In March, Google released an artificial intelligence chatbot called Bard. It was Google’s answer to OpenAI’s hugely popular ChatGPT.

But Bard used less sophisticated AI than ChatGPT. It appeared to be less capable and less interactive. Within a few weeks, Google revamped the tool with advanced technology, but ChatGPT remained the chatbot that caught the public’s attention.

On Tuesday, Google unveiled plans to outdo ChatGPT by connecting Bard to its most popular consumer services like Gmail, Docs, and YouTube. With the new features, Google took a step towards adding Bard to the company’s vast suite of online products.

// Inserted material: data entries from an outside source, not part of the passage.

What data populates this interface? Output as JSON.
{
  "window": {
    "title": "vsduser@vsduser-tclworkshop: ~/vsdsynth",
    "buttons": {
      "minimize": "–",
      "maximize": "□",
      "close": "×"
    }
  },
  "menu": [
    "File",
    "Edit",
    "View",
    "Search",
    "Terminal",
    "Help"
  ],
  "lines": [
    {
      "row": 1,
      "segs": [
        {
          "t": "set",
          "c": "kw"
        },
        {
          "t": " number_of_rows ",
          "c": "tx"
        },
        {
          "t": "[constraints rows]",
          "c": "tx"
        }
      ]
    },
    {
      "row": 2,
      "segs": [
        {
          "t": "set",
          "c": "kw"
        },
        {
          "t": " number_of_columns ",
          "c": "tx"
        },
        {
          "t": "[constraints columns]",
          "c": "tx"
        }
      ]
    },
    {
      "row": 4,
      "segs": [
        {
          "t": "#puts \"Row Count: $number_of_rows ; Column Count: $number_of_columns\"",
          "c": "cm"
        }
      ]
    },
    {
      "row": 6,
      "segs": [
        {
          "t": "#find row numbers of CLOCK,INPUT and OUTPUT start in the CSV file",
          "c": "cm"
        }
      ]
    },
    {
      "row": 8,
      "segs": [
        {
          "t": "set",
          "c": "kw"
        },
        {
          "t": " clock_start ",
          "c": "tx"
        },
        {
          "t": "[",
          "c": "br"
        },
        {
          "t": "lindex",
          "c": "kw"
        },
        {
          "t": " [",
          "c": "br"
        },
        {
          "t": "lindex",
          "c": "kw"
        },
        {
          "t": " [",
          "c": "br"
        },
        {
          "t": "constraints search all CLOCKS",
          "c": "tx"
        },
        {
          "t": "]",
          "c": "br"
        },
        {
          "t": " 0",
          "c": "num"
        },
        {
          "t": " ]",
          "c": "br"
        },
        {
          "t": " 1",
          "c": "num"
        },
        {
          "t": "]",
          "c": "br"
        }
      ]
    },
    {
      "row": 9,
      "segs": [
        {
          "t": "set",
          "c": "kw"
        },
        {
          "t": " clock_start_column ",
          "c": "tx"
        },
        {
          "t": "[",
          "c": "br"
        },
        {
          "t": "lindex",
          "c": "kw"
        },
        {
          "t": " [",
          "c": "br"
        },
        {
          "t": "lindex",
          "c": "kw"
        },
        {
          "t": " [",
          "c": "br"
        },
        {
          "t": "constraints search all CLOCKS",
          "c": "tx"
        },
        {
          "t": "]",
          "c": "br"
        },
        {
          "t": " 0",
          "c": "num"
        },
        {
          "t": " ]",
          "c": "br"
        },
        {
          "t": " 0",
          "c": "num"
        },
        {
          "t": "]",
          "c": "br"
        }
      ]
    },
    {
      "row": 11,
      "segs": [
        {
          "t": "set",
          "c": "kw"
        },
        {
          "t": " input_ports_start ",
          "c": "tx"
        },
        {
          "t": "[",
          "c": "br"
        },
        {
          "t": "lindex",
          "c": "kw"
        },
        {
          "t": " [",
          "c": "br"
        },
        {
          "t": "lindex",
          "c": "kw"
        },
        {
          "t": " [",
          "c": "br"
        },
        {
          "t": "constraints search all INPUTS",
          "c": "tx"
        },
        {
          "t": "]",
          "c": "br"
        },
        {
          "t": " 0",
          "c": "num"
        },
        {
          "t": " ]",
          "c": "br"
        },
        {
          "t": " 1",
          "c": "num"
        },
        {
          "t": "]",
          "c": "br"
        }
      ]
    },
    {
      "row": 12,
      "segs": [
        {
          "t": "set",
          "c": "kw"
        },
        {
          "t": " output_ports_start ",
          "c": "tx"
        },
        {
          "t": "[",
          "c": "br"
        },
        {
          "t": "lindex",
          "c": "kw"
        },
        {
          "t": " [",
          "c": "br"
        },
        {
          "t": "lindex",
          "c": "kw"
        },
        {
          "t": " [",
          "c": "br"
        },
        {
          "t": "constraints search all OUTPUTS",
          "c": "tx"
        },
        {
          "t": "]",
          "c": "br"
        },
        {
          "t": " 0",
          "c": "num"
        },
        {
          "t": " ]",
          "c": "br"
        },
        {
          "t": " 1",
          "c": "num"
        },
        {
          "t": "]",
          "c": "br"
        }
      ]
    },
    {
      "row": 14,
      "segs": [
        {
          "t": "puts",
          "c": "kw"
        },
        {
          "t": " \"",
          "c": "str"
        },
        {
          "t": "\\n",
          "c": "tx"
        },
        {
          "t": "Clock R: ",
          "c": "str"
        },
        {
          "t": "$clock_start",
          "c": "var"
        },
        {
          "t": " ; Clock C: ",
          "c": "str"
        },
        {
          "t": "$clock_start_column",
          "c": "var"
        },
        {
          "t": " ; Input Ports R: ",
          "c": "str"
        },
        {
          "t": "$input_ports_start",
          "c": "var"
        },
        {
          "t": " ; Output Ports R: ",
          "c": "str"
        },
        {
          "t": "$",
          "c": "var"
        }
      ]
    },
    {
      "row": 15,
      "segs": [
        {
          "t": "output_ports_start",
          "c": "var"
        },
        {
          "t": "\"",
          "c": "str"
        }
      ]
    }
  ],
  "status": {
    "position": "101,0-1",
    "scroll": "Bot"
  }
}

Although Bard hasn’t received as much attention as ChatGPT, Google’s AI tool has become a close contender for a chatbot. Bard has not received as much attention as ChatGPT. There were nearly 1.5 billion desktop and mobile web visits to ChatGPIT in August, three times more than Google’s AI tools and other competitors, according to data from data analysis firm SimilarWeb.

Nevertheless, Jack Krawczyk, Google’s product lead for Bard, said in an interview that Google was aware of the issues that limited its chatbot’s appeal. “It’s neat and new, but it doesn’t really match my personal life,” Mr. Krawczyk said users had told the company.

What Google calls the Bard extension follows OpenAI’s announcement of the ChatGPT plug-in in March, which allows chatbots to get updated information and access to third-party services from other companies, including Expedia, Instacart, and OpenTable. Allows.

With the latest update, Google will try to replicate some of the capabilities of its search engine by including Flights, Hotels, and Maps, so users can research travel and transportation. And Bard can come closer to becoming a personalized assistant for users, allowing them to ask which emails they missed and what the most important points of the document are.

AI chatbots are widely known for presenting not only true information but also falsehoods, known as “hallucinations.” Users are left with no way to tell what is true and what is not.

Google believes it has taken a step toward addressing those issues by revamping the “Google It” button featured on Bard’s website, which allowed users to run Google searches on questions asked of the chatbot Was.

Now, the button will double-check the bard’s answers. When Google is confident in a claim and can support it with evidence, it will highlight the text in green and link to another webpage that supports the information. When Google can’t find facts to support a claim, the text is highlighted in orange.

“We’re really committed to making Bard more trustworthy by not only showing confidence in our responses, but also admitting when we make mistakes,” Mr. Krawczyk said.

Various tech companies have spent billions of dollars developing the so-called big language models that underlie Bard and other chatbots, systems that require vast amounts of data to learn. This has raised concerns about how companies like Google are using consumers’ information.

The company has tried to address concerns about how Bard will use this information.

“We are committed to protecting your personal information,” Yuri Pinsky, Bard’s director of product management, wrote in a blog post. “If you choose to use the Workspace extension, your content from Gmail, Docs, and Drive is not viewed by human reviewers, used by Bard to show you ads, or used to train Bard models. goes.”

Mr. Krawczyk said Bard would maintain users’ privacy, though he declined to comment on how other Google services are using this type of data.

Google also updated Bard’s underlying AI, Pathways Language Model 2. It expanded the feature that allows users to upload images to more than 40 languages. And Google is letting users share Bard conversations with each other, so they can see responses and ask the chatbot additional questions on the topic.

Even though people in more than 200 countries and territories are able to use Bard, Google is still calling the tool an “experiment” rather than a full product.

“These are still early days for this technology,” Mr. Krawczyk said, “and they have profound capabilities but they need to be well understood by the people who are using them.”